Эти высказывания имеют тем большее значение, что здесь пишущий бросает свои силы для убеждения не кого-то, а самого себя; в такой момент выпадают целые звенья рационалистических доводов и остаются только те, которые находят отзвук непосредственно в сердце.

Аналогичной аргументацией, по сути дела, Достоевский пользуется при анализе приговора, который Самоубийца (из «Дневника писателя» за октябрь 1876 г.) выносит самому себе. Сам факт необходимости разъяснять приговор Самоубийцы (в декабрьском выпуске за тот же год) связан как раз с несовместимостью для Достоевского представления о бессмыслице сущего с человеческой жизнью, чего не поняли некоторые читатели «Дневника…».

Свое «запоздалое» нравоучение из исповеди-приговора Самоубийцы Достоевский выводит в следующих словах:

«Если убеждение в бессмертии (которым не обладал Самоубийца. — В.Е.) так необходимо для бытия человеческого, то, стало быть, оно и есть нормальное состояние человечества; а коли так, то и само бессмертие души человеческой существует несомненно» (24, 49).

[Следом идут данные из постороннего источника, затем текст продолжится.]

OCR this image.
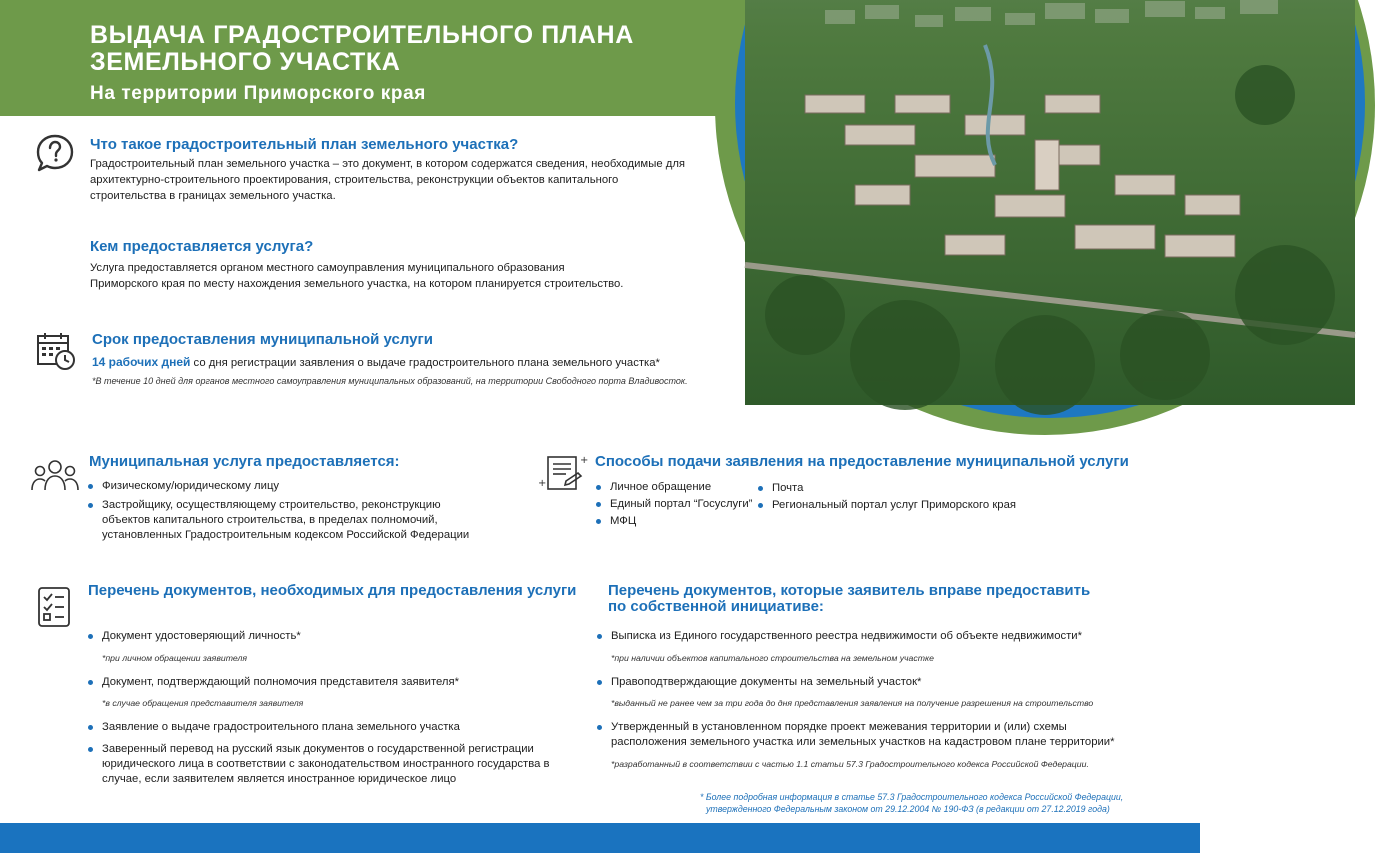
ВЫДАЧА ГРАДОСТРОИТЕЛЬНОГО ПЛАНА ЗЕМЕЛЬНОГО УЧАСТКА
На территории Приморского края
Что такое градостроительный план земельного участка?
Градостроительный план земельного участка – это документ, в котором содержатся сведения, необходимые для архитектурно-строительного проектирования, строительства, реконструкции объектов капитального строительства в границах земельного участка.
Кем предоставляется услуга?
Услуга предоставляется органом местного самоуправления муниципального образования
Приморского края по месту нахождения земельного участка, на котором планируется строительство.
Срок предоставления муниципальной услуги
14 рабочих дней со дня регистрации заявления о выдаче градостроительного плана земельного участка*
*В течение 10 дней для органов местного самоуправления муниципальных образований, на территории Свободного порта Владивосток.
Муниципальная услуга предоставляется:
Физическому/юридическому лицу
Застройщику, осуществляющему строительство, реконструкцию объектов капитального строительства, в пределах полномочий, установленных Градостроительным кодексом Российской Федерации
+
+
Способы подачи заявления на предоставление муниципальной услуги
Личное обращение
Единый портал “Госуслуги”
МФЦ
Почта
Региональный портал услуг Приморского края
Перечень документов, необходимых для предоставления услуги
Документ удостоверяющий личность*
*при личном обращении заявителя
Документ, подтверждающий полномочия представителя заявителя*
*в случае обращения представителя заявителя
Заявление о выдаче градостроительного плана земельного участка
Заверенный перевод на русский язык документов о государственной регистрации юридического лица в соответствии с законодательством иностранного государства в случае, если заявителем является иностранное юридическое лицо
Перечень документов, которые заявитель вправе предоставить
по собственной инициативе:
Выписка из Единого государственного реестра недвижимости об объекте недвижимости*
*при наличии объектов капитального строительства на земельном участке
Правоподтверждающие документы на земельный участок*
*выданный не ранее чем за три года до дня представления заявления на получение разрешения на строительство
Утвержденный в установленном порядке проект межевания территории и (или) схемы расположения земельного участка или земельных участков на кадастровом плане территории*
*разработанный в соответствии с частью 1.1 статьи 57.3 Градостроительного кодекса Российской Федерации.
* Более подробная информация в статье 57.3 Градостроительного кодекса Российской Федерации,
утвержденного Федеральным законом от 29.12.2004 № 190-ФЗ (в редакции от 27.12.2019 года)
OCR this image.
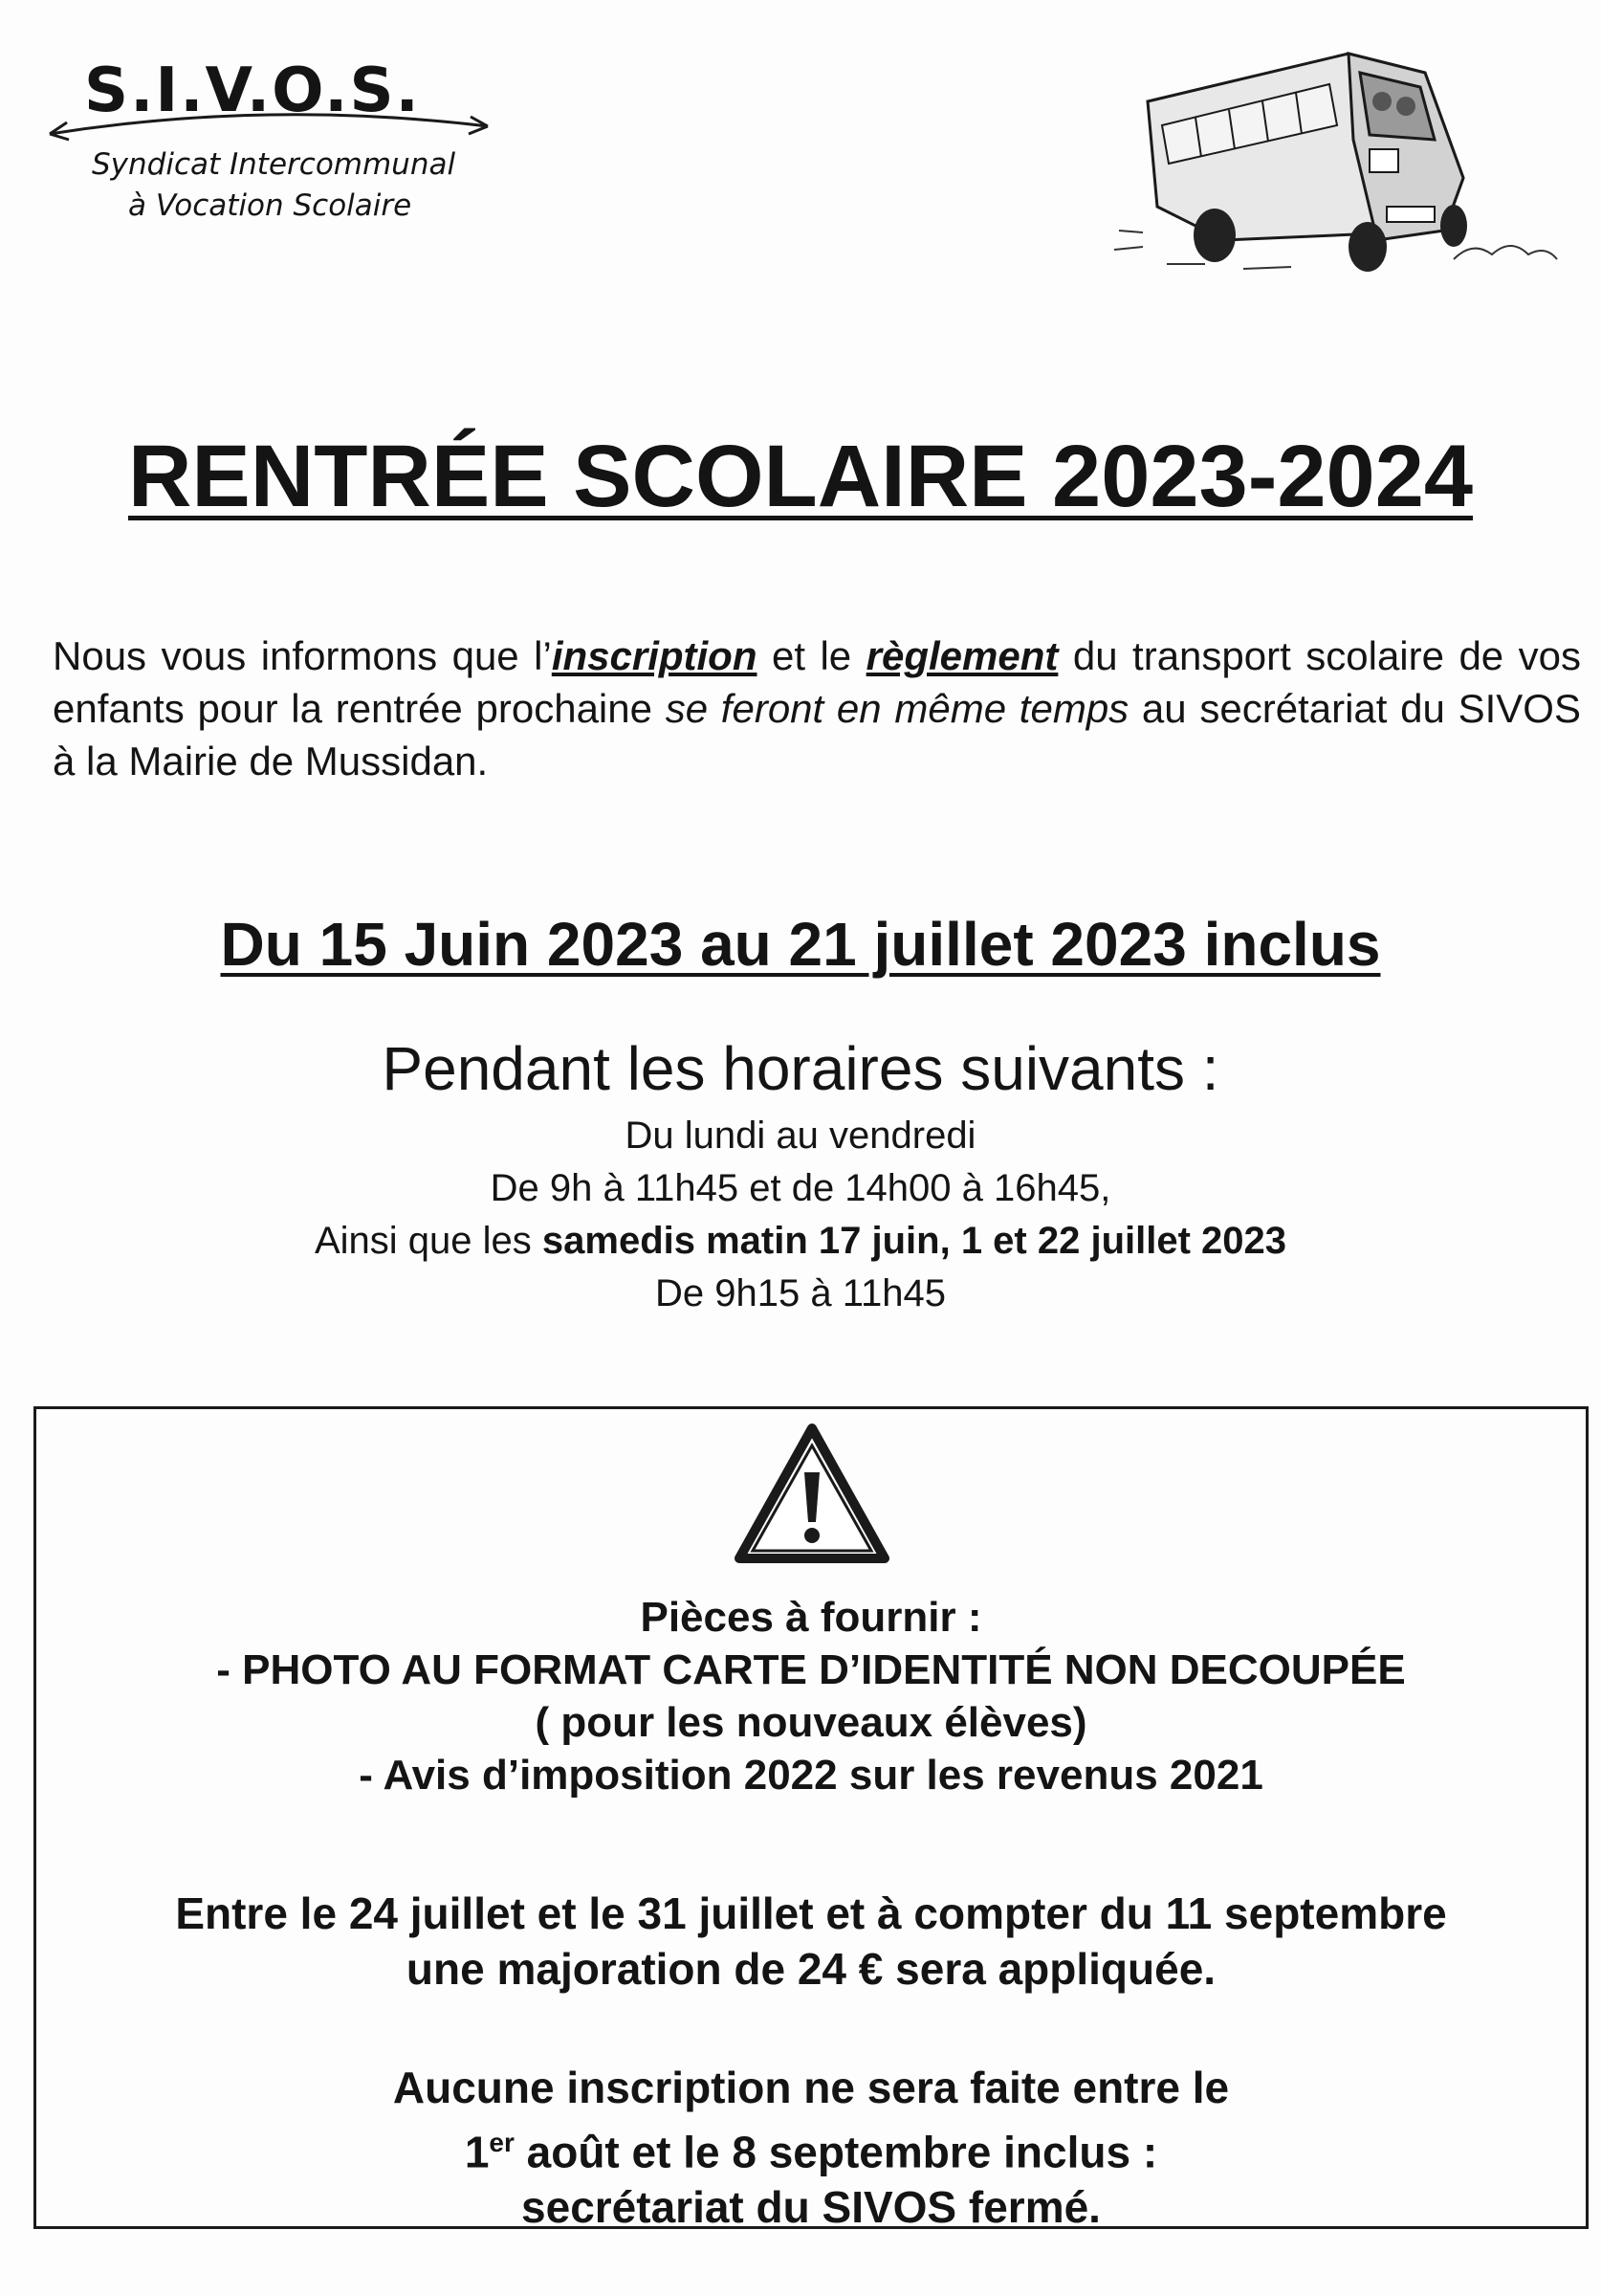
S.I.V.O.S.
Syndicat Intercommunal
à Vocation Scolaire
RENTRÉE SCOLAIRE 2023-2024
Nous vous informons que l’inscription et le règlement du transport scolaire de vos enfants pour la rentrée prochaine se feront en même temps au secrétariat du SIVOS à la Mairie de Mussidan.
Du 15 Juin 2023 au 21 juillet 2023 inclus
Pendant les horaires suivants :
Du lundi au vendredi
De 9h à 11h45 et de 14h00 à 16h45,
Ainsi que les samedis matin 17 juin, 1 et 22 juillet 2023
De 9h15 à 11h45
Pièces à fournir :
- PHOTO AU FORMAT CARTE D’IDENTITÉ NON DECOUPÉE
( pour les nouveaux élèves)
- Avis d’imposition 2022 sur les revenus 2021
Entre le 24 juillet et le 31 juillet et à compter du 11 septembre
une majoration de 24 € sera appliquée.
Aucune inscription ne sera faite entre le
1er août et le 8 septembre inclus :
secrétariat du SIVOS fermé.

Приводя эту мысль в более схематичный вид, получаем:

«Если бессмертие необходимо для бытия человеческого, то оно существует несомненно».

Видно, что Достоевского прежде всего заботит «бытие человеческое». А для того, чтобы это бытие не было бы «неестественно, немыслимо и невыносимо», то есть чтобы оно имело определенный смысл, необходима идея бессмертия. Абсурд логическим образом ведет к смерти.

Поглощенность «слишком человеческими» мыслями уводила Достоевского от мистической проблематики, которая в его наследии занимает минимальное место. Можно указать лишь на рассуждение об «андрогине», существе «не посягающем» (20, 173), который должен быть, по идее писателя, будущей формой существования человека за рамками земной истории, а также размышление в «Братьях Карамазовых» об аде и адском огне, в котором Достоевский противопоставлял расхожим представлениям о вечных муках утонченную версию об аде как «о страдании о том, что нельзя уже более любить». Настороженное отношение писателя к мистике — в его определениях православия.

78

Мережковский Д.С. Полное собрание сочинений. Т.11–12.— М., 1914.— С.175.

79

Ф.М.Достоевский в русской критике. — С.61.